Il viavai alla Casa di Comunità di Vigevano inizia alle 8 di mattina, con i cittadini che vi si recano per ricevere servizi sanitari e assistenza dagli sportelli amministrativi, tra cui la scelta e la revoca del medico, il rinnovo di esenzioni, prenotazioni.
I SERVIZI Al suo interno c’è il Punto unico di accesso, con gli operatori che accolgono utenti di ogni età e li indirizzano in base alle esigenze di questi ultimi. Nella struttura situata in viale Montegrappa si trova anche il servizio di medicina legale per quanto riguarda le commissioni patenti e il riconoscimento delle invalidità civili. E in coda per questo servizio c’è anche Paola Bianchi, accompagnata dal figlio Piergiulio Rossi, ha preso appuntamento telefonico per
un accertamento – racconta – sono stata operata al seno per un tumore un anno e mezzo fa, ho 62 anni e tra due anni andrò in pensione, ma non riesco più a svolgere molte mansioni, ho bisogno che mi sia riconosciuta l’invalidità in modo da ridurre la mia mole di lavoro.

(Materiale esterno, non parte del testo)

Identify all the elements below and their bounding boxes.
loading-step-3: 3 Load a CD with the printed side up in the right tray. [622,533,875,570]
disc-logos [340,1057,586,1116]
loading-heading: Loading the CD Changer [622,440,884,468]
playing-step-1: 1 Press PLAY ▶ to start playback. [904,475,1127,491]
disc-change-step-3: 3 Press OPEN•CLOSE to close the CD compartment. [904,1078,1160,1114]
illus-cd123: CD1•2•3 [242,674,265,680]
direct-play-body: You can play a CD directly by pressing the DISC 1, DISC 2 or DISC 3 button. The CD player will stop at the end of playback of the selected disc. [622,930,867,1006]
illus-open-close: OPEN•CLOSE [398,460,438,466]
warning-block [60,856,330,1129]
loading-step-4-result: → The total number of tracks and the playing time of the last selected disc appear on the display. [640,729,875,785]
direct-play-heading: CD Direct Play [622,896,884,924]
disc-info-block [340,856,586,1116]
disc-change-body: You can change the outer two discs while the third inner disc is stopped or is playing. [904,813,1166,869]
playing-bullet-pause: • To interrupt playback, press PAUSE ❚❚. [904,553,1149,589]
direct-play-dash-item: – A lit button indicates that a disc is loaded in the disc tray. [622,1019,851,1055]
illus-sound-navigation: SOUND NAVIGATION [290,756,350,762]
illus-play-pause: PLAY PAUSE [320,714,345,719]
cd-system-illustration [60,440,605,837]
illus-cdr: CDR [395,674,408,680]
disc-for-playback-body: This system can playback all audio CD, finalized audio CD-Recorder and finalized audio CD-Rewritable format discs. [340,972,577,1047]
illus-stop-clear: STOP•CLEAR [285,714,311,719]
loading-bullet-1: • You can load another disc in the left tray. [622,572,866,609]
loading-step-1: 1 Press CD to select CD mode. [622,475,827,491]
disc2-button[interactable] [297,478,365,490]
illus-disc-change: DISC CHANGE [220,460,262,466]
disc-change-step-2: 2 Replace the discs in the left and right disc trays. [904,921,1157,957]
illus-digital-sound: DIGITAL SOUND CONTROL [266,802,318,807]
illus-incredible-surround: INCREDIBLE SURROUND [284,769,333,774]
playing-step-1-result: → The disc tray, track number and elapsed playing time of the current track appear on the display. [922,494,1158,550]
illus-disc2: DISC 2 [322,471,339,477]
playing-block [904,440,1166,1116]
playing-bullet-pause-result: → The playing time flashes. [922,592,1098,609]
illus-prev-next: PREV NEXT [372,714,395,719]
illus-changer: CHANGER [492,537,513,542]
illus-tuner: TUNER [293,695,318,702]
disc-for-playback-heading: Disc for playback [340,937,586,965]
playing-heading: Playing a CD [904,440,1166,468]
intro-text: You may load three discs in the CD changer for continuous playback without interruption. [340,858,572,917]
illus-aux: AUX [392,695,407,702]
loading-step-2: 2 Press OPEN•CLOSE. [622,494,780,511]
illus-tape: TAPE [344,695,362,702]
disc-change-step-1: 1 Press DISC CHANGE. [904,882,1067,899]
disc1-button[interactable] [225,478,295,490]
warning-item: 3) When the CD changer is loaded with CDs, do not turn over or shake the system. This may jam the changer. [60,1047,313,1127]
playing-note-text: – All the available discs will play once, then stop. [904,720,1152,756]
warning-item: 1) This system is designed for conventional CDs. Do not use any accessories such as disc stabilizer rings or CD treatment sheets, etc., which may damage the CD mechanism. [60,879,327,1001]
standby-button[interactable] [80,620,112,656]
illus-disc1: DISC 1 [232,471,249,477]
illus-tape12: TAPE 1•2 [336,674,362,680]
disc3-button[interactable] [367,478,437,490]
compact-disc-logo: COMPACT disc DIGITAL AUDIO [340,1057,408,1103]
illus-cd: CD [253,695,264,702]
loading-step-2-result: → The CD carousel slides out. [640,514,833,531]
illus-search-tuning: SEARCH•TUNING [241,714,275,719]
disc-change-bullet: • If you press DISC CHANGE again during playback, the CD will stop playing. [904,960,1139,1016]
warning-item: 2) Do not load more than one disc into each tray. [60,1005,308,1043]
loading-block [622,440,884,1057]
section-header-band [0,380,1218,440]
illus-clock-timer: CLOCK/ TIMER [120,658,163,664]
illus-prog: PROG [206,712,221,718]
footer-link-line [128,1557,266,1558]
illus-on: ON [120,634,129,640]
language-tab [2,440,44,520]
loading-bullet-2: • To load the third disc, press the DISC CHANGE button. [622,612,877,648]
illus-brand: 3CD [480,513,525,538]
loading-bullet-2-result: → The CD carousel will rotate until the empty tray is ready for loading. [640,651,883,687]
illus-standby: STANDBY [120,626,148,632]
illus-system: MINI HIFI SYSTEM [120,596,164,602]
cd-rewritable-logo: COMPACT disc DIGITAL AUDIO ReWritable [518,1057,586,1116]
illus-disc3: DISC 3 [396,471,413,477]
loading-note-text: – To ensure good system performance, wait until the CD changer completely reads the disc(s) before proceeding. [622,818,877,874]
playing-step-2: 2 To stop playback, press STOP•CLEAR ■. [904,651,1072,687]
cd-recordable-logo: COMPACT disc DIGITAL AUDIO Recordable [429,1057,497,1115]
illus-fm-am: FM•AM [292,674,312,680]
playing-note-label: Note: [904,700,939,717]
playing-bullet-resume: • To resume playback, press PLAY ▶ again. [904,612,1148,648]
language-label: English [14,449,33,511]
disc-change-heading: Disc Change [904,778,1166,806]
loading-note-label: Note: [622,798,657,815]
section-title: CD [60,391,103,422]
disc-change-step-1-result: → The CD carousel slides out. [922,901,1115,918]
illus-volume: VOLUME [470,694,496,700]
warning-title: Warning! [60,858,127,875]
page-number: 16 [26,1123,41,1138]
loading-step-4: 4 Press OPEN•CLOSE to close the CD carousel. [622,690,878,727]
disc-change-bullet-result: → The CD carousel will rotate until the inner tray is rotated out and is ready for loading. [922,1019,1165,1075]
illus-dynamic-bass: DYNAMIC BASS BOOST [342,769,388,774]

IN CODA PER INFORMAZIONI Amhed Alì invece si è recato nella Casa di viale Montegrappa perché ha bisogno di ricevere la tessera sanitaria: «La mia è scaduta un mese fa e non ho ancora ricevuto quella nuova. Ho fatto da poco il cambio di residenza, perché mi sono trasferito a Vigevano da Tromello. Sono qui per verificare che sia tutto giusto e per questo ho bisogno di parlare con un operatore». All’interno della Casa di Vigevano c’è anche l’ambulatorio infermieristico che garantisce medicazioni e supporto clinico, mentre gli infermieri di famiglia assicurano assistenza domiciliare. Sono presenti i servizi sociali per la persona e la famiglia, lo psicologo di comunità per il sostegno psicologico, che fornisce supporto ai cittadini sia individualmente, sia in gruppo. L’erogazione dei servizi della Casa di Comunità è rivolta a tutte le fasce della popolazione: cittadini sani, coinvolti in attività di prevenzione e promozione della salute, persone con bisogni occasionali o episodici, pazienti con patologie croniche, individui in condizioni di fragilità o non autosufficienza, che necessitano di un percorso assistenziale continuativo e integrato. Chi non abita nelle vicinanze di via Montegrappa la può raggiungere in bus, con la fermata situata proprio a pochi passi dalla struttura.
FARMACIA ACCANTO Chi ha dubbi sulle esenzioni, chi non è sufficientemente soddisfatto delle risposte ricevute dal punto unico d’accesso si rivolge anche al personale della farmacia di via Montegrappa: «Per la cittadinanza, è un vantaggio avere una farmacia proprio nelle vicinanze della Casa di comunità – spiegano alcuni farmacisti – alcuni vengono da noi subito dopo aver fatto le visite e gli accertamenti. Altri vengono ad acquistare medicine e a chiederci consulenze. Da noi il movimento non manca, ma in generale sono principalmente gli anziani e le persone in condizioni di fragilità a recarsi nella Casa di viale Montegrappa. La nostra è un’attività complementare a quella svolta dal personale che lavora nella Casa di Comunità».